Moreover, looking at the sort of people likely to attempt to take control of Syria. Another unelected unaccountable trigger-happy transitional authority will simply release the same pressures as it released in Libya – and will thereafter pursue the same policies as Assad, perhaps resulting in worse casualties should any region or ethnic group dare to assert its separatist demands. By the time that happens, we’ll be lucky if there’s a Western media presence never mind a military presence.

Unlike Egypt, but like Libya, the Syrian people have started this with a handicap. They don’t have independent organisations of the working class. But they must develop them. The most we can do is hope on their behalf, and pressure our own governments to both stay aloof and to oppose Arab League intervention. That is not as satisfying perhaps as demanding the immediate bombing of every Syrian military installation in range of the 5th fleet, but that demand is not a solution to the problem – it complicates it. Meanwhile trust the Syrians to feel their way towards the right path. Assad’s continuing trickle of concessions are the surest sign that they will get there.

Meanwhile I wonder if the anti-war movement should be gearing up to oppose military intervention in a conflict closer to home, as it were, as the tension ratchets up over the Falklands again. I’m sure we’ll be hearing all the pro-interventionist piffle about democracy and self-determination on behalf of the islanders, should Argentina invade. As with Belgium in World War I, it is so much hypocritical twaddle in the mouths of capitalist leaders.

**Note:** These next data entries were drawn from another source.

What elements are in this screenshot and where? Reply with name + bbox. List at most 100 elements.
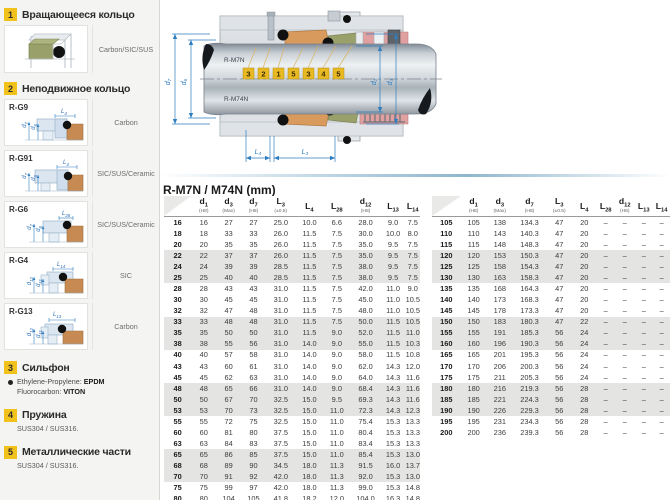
table-cell-value: – [653,261,670,273]
table-row[interactable]: 175 175 211 205.3 56 24 – – – – [432,372,670,383]
table-row[interactable]: 65 65 86 85 37.5 15.0 11.0 85.4 15.3 13.0 [164,449,420,461]
table-row[interactable]: 50 50 67 70 32.5 15.0 9.5 69.3 14.3 11.6 [164,393,420,405]
table-row[interactable]: 105 105 138 134.3 47 20 – – – – [432,216,670,228]
table-cell-value: – [622,306,627,316]
table-cell-value: 55.0 [350,338,381,350]
table-cell-value: 180 [460,382,487,394]
table-cell-value: 56 [546,393,573,405]
rg9-svg [25,114,84,141]
table-cell-value: – [603,350,608,360]
table-row[interactable]: 22 22 37 37 26.0 11.5 7.5 35.0 9.5 7.5 [164,250,420,262]
table-cell-value: 10.0 [302,217,317,227]
table-row[interactable]: 185 185 221 224.3 56 28– – – – [432,393,670,405]
table-cell-value: 47 [546,316,573,328]
table-row[interactable]: 60 60 81 80 37.5 15.0 11.0 80.4 15.3 13.3 [164,427,420,438]
table-cell-value: 37.5 [273,438,288,448]
table-row[interactable]: 38 38 55 56 31.0 14.0 9.0 55.0 11.5 10.3 [164,338,420,350]
table-row[interactable]: 40 40 57 58 31.0 14.0 9.0 58.0 11.5 10.8 [164,350,420,361]
table-cell-value: 7.5 [331,239,342,249]
table-cell-value: 138 [493,217,506,227]
table-row[interactable]: 170 170 206 200.3 56 24 – – – – [432,361,670,372]
table-row[interactable]: 140 140 173 168.3 47 20 – – – – [432,294,670,305]
table-row[interactable]: 28 28 43 43 31.0 11.5 7.5 42.0 11.0 9.0 [164,283,420,294]
table-row[interactable]: 155 155 191 185.3 56 24– – – – [432,327,670,339]
table-cell-value: 45.0 [358,295,373,305]
table-row[interactable]: 125 125 158 154.3 47 20– – – – [432,261,670,273]
table-cell-value: 11.3 [323,471,351,483]
table-row[interactable]: 75 75 99 97 42.0 18.0 11.3 99.0 15.3 14.8 [164,482,420,493]
table-cell-value: – [659,284,664,294]
table-cell-value: 134.3 [520,217,539,227]
table-cell-value: 140 [467,295,480,305]
table-row[interactable]: 35 35 50 50 31.0 11.5 9.0 52.0 11.5 11.0 [164,327,420,339]
table-row[interactable]: 135 135 168 164.3 47 20 – – – – [432,283,670,294]
table-row[interactable]: 68 68 89 90 34.5 18.0 11.3 91.5 16.0 13.7 [164,460,420,472]
table-cell-value: 70 [216,405,242,417]
table-col-header-L3: L3 (±0.5) [265,196,296,217]
table-row[interactable]: 195 195 231 234.3 56 28 – – – – [432,416,670,427]
table-row[interactable]: 190 190 226 229.3 56 28– – – – [432,405,670,417]
table-cell-value: 9.0 [323,382,351,394]
table-cell-value: 92.0 [350,471,381,483]
table-row[interactable]: 24 24 39 39 28.5 11.5 7.5 38.0 9.5 7.5 [164,261,420,273]
table-row[interactable]: 63 63 84 83 37.5 15.0 11.0 83.4 15.3 13.3 [164,438,420,449]
table-row[interactable]: 180 180 216 219.3 56 28– – – – [432,382,670,394]
table-row[interactable]: 43 43 60 61 31.0 14.0 9.0 62.0 14.3 12.0 [164,361,420,372]
table-col-header-d3: d3 (Max) [216,196,242,217]
table-cell-value: – [659,217,664,227]
table-row[interactable]: 200 200 236 239.3 56 28 – – – – [432,427,670,438]
table-row[interactable]: 25 25 40 40 28.5 11.5 7.5 38.0 9.5 7.5 [164,272,420,284]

Which neatly brings me back to the deeply disturbing thesis. The capitalist state cannot be trusted to wield the military. Capitalist leaders, in their comfortable London drawing rooms, cannot be trusted to put the welfare of people in front of business when there are no lives at stake – why should they be trusted to put the welfare of people in front of what they consider to be the national interest when there are? Hands off Iran, Hands off Syria, Hands off the Falklands and while you’re at it, Hands off the NHS.